You could just wait until after the photo is created and adjust the color in your photo editing software, but you'll end up doing this for every photo since white balance is determined as each photo is created, resulting in inconsistent color among your photos. Stay tuned... there are better ways...
In addition to an Auto White Balance mode, most digital cameras also allow the user to manually set the white balance using such settings as daylight, cloudy, fluorescent or incandescent. You can end up with pretty good results doing this, but you have to remember to change the setting whenever your lighting changes. And.... it's still not perfect. (If you use Nikon digital SLRs, I've seen at least one staunch advocate for using a Cloudy -3 setting for most daylight photos. I've used this setting on sunny days with very good results.)
A better solution is to use a white balance calibration target. These are carefully color-calibrated targets that you can use to get a perfect white balance every time. They are a little pricey in my opinion, but they are perfectly white and save a lot of time and trouble in post-production on the computer. At about $29.00, one of the lowest priced options is the Lastolite Ezybalance disc. This is a 12 inch disc (grey on one side, and white on the other) with a spring steel frame that allows the disc to be folded to 1/3 of its opened size. The grey side is handy for determining proper exposure (see Tip #1 - You Make Me Feel So Grey
Now, you might be thinking, why can't I just use a white piece of paper or cloth for a reference. The answer is .... because it's not pure white, despite what our brains are telling us. Most objects that we think are white have brighteners in them which are blue. Just for the heck of it I tried an experiment with a piece of white matboard I had around the office. I photographed a scene with the white matboard in it, then in Photoshop I used the matboard as the white reference to adjust the color Curves. Holy Bluishness Batman! Try it yourself.

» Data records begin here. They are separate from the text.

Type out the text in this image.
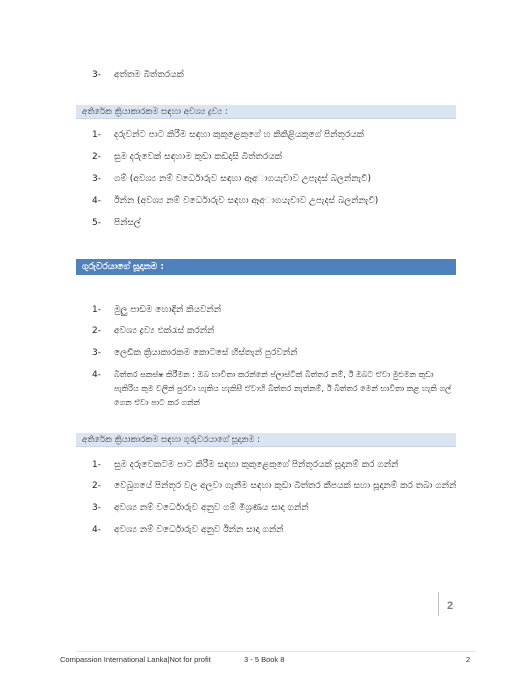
3- අත්තම බිත්තරයක්
අතිරේක ක්‍රියාකාරකම සඳහා අවශ්‍ය ද්‍රව්‍ය :
1- දරුවන්ට පාට කිරීම සඳහා කුකුළෙකුගේ හ කිකිළියකුගේ පින්තූරයක්
2- සුම දරුවෙක් සඳහාම කුඩා කඩදාසි බිත්තරයක්
3- ගම් (අවශ්‍ය නම් වර්ධොරුව සඳහා ඈඅාගයැචාව උපැදස් බලන්නැවී)
4- ඊන්න (අවශ්‍ය නම් වර්ධොරුව සඳහා ඈඅාගයැචාව උපැදස් බලන්නැවී)
5- පින්සල්
ගුරුවරයාගේ සූදානම :
1- මුලු පාඩම හොඳින් කියවන්න්
2- අවශ්‍ය ද්‍රව්‍ය එක්රැස් කරන්න්
3- ලෙඩික ක්‍රියාකාරකම කොටසේ හිස්තැන් පුරවන්න්
4- බිත්තර සකස්ෂ කිරීමන : ඔබ භාවිතා කරන්නේ ප්ලාස්ටික් බිත්තර නම්, ඊ ඔබට ඒවා මුළුමන කුඩා
පැකිරිය කුම වලින් පුරවා හැකිය හැකිසී ඒවාහි බිත්තර නැත්නම්, ඊ බිත්තර මෙන් භාවිතා කළ හැකි ගල්
ගෙන ඒවා පාට කර ගන්න්
අතිරේක ක්‍රියාකාරකම සඳහා ගුරුවරයාගේ සූදානම :
1- සුම දරුවෙකටම පාට කිරීම සඳහා කුකුළෙකුගේ පින්තූරයක් සූදානම් කර ගන්න්
2- වෙබුගයේ පින්තූර වල අලවා ගැනීම සඳහා කුඩා බිත්තර කීපයක් සහා සූදානම් කර තබා ගන්න්
3- අවශ්‍ය නම් වර්ධොරුව අනුව ගම් මිශ්‍රණය සාදා ගන්න්
4- අවශ්‍ය නම් වර්ධොරුව අනුව ඊන්න සාදා ගන්න්
2
Compassion International Lanka|Not for profit	3 - 5 Book 8	2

If your camera has a manual roughly the size of a dictionary, it may also have a feature that allows you to use a photo as a reference for white balance. In that case, create a photo of your calibration target, then use your camera's menus to select the photo in memory as the white balance reference. Voila! All of your subsequent photos in this scene will be color balanced! Nice! ...just don't forget to create a new reference photo each time you change locations or lighting.